Je me plais à considérer une œuvre d’art comme un fait isolé qui se produit, à l’étudier comme un cas curieux qui vient de se manifester dans l’intelligence de l’homme. Un enfant de plus est né à la famille des créations humaines ; cet enfant a pour moi une physionomie propre, des ressemblances et des traits originaux. Le scalpel à la main, je fais l’autopsie du nouveau-né, et je me sens pris d’une grande joie, lorsque je découvre en lui une créature inconnue, un organisme particulier.
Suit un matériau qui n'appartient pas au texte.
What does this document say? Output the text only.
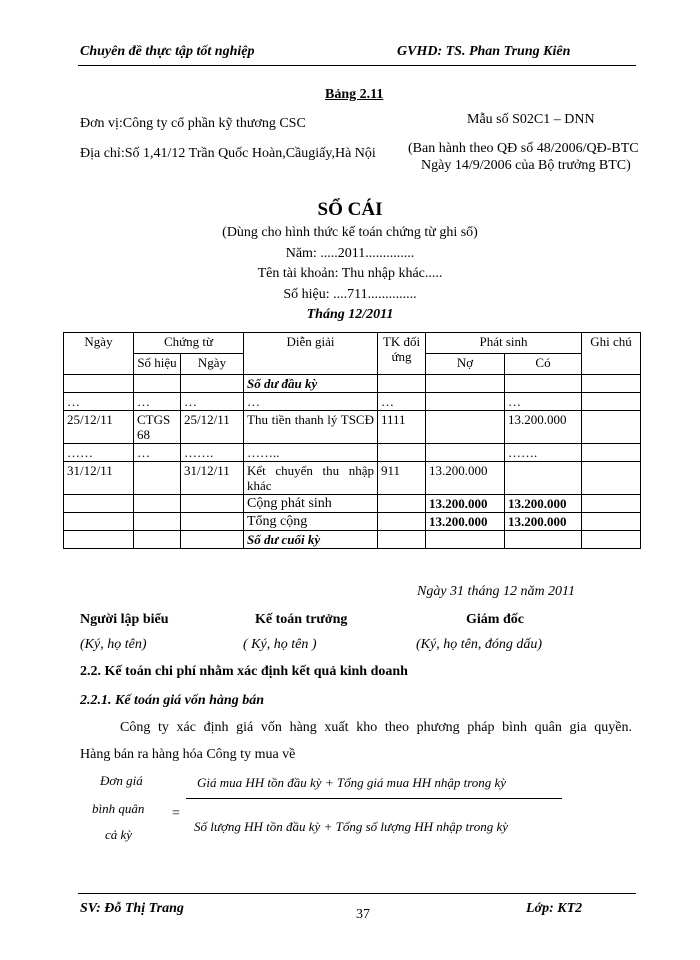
Chuyên đề thực tập tốt nghiệp	GVHD: TS. Phan Trung Kiên
Bảng 2.11
Đơn vị:Công ty cổ phần kỹ thương CSC
Địa chỉ:Số 1,41/12 Trần Quốc Hoàn,Cầugiấy,Hà Nội
Mẫu số S02C1 – DNN
(Ban hành theo QĐ số 48/2006/QĐ-BTC
Ngày 14/9/2006 của Bộ trưởng BTC)
SỔ CÁI
(Dùng cho hình thức kế toán chứng từ ghi sổ)
Năm: .....2011..............
Tên tài khoản: Thu nhập khác.....
Số hiệu: ....711..............
Tháng 12/2011
Ngày	Chứng từ		Diễn giải	TK đối ứng	Phát sinh		Ghi chú
	Số hiệu	Ngày			Nợ	Có	
			Số dư đầu kỳ				
…	…	…	…	…		…	
25/12/11	CTGS 68	25/12/11	Thu tiền thanh lý TSCĐ	1111		13.200.000	
……	…	…….	……..			…….	
31/12/11		31/12/11	Kết chuyển thu nhập khác	911	13.200.000		
			Cộng phát sinh		13.200.000	13.200.000	
			Tổng cộng		13.200.000	13.200.000	
			Số dư cuối kỳ				
Ngày 31 tháng 12 năm 2011
Người lập biểu	Kế toán trưởng	Giám đốc
(Ký, họ tên)	( Ký, họ tên )	(Ký, họ tên, đóng dấu)
2.2. Kế toán chi phí nhằm xác định kết quả kinh doanh
2.2.1. Kế toán giá vốn hàng bán
Công ty xác định giá vốn hàng xuất kho theo phương pháp bình quân gia quyền.
Hàng bán ra hàng hóa Công ty mua về
Đơn giá
bình quân
cả kỳ
=
Giá mua HH tồn đầu kỳ + Tổng giá mua HH nhập trong kỳ
Số lượng HH tồn đầu kỳ + Tổng số lượng HH nhập trong kỳ
SV: Đỗ Thị Trang	37	Lớp: KT2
Celui-là ne vit pas de la vie de tous ; dès ce moment, j’ai pour lui la curiosité du médecin qui est mis en face d’une maladie nouvelle. Alors je ne recule devant aucun dégoût ; enthousiasmé, je me penche sur l’œuvre, saine ou malsaine, et, au delà de la morale, au delà des pudeurs et des puretés, j’aperçois tout au fond une grande lueur qui sert à éclairer l’ouvrage entier, la lueur du génie humain en enfantement.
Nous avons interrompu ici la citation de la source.